Fentanyl contamination became so commonplace that a New York man joked that his drug addiction had become "a bit of heroin, but especially fentanyl".
The man claimed to have injected heroin since 1992 and spoke to The Associated Press on condition of anonymity because he did not want to compromise his ability to obtain housing, to stay in a homeless program. treatment or to get a job.
He said the test strips were hard to find, but he used them – usually when he was buying drugs from a new reseller. All these tests were positive.

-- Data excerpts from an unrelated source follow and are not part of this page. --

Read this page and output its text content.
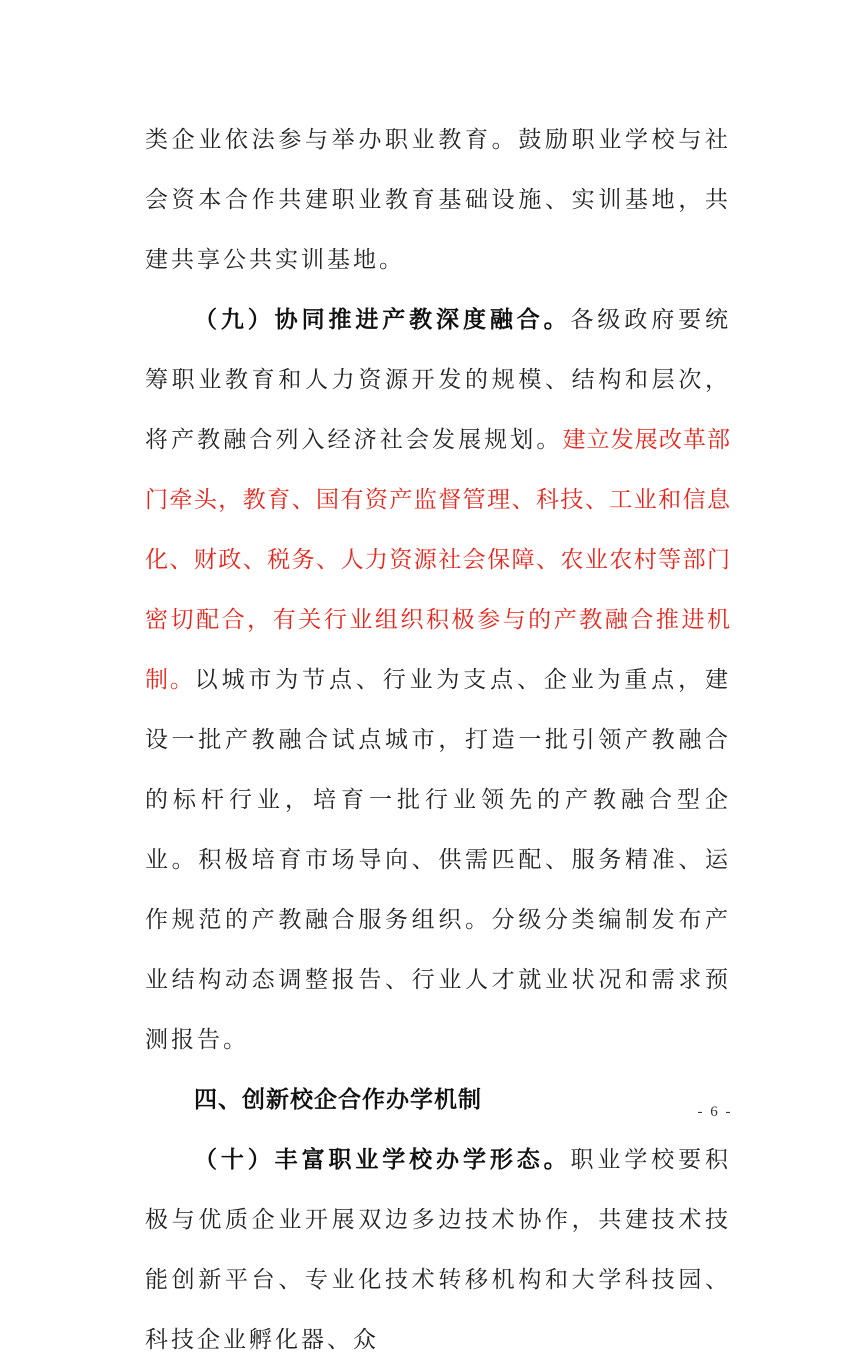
类企业依法参与举办职业教育。鼓励职业学校与社会资本合作共建职业教育基础设施、实训基地，共建共享公共实训基地。

（九）协同推进产教深度融合。各级政府要统筹职业教育和人力资源开发的规模、结构和层次，将产教融合列入经济社会发展规划。建立发展改革部门牵头，教育、国有资产监督管理、科技、工业和信息化、财政、税务、人力资源社会保障、农业农村等部门密切配合，有关行业组织积极参与的产教融合推进机制。以城市为节点、行业为支点、企业为重点，建设一批产教融合试点城市，打造一批引领产教融合的标杆行业，培育一批行业领先的产教融合型企业。积极培育市场导向、供需匹配、服务精准、运作规范的产教融合服务组织。分级分类编制发布产业结构动态调整报告、行业人才就业状况和需求预测报告。

四、创新校企合作办学机制

（十）丰富职业学校办学形态。职业学校要积极与优质企业开展双边多边技术协作，共建技术技能创新平台、专业化技术转移机构和大学科技园、科技企业孵化器、众

- 6 -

He said that he had still taken the drugs, starting with a lower dose called "screening test".
One day last month, he showed how the test strips worked on a packet of heroin powder stamped with a blue devil on his side, which he had bought from his usual dealer.
He called the dealer's product "consistently mediocre". It's a selling point, because it means he knows what he's earning "rather than playing Russian roulette".
In a Brooklyn apartment, he stirred the powder into a small cup, added water and sucked the resulting brown liquid into a syringe. Then he put the needle aside, added a few drops of water to what was left in the cup and swept it away.
He then dipped the end of a test strip to absorb water and drug residues. In a few seconds, a red line appeared. "He's supposed to be two. There is no second line, so it contains fentanyl, "he said.
Then he emptied the syringe into a vein on the back of his right hand, his eyes glazed as the drug took effect.
A friend, Jessie Kruger, arrived shortly after. Kruger stated that she was in the habit of injecting heroin but that she had quit smoking more than a year after an episode of scary health.
The test strips "are a godsend," said Kruger. "But it's important not only to do the test strip, but also to test, you can not test everything."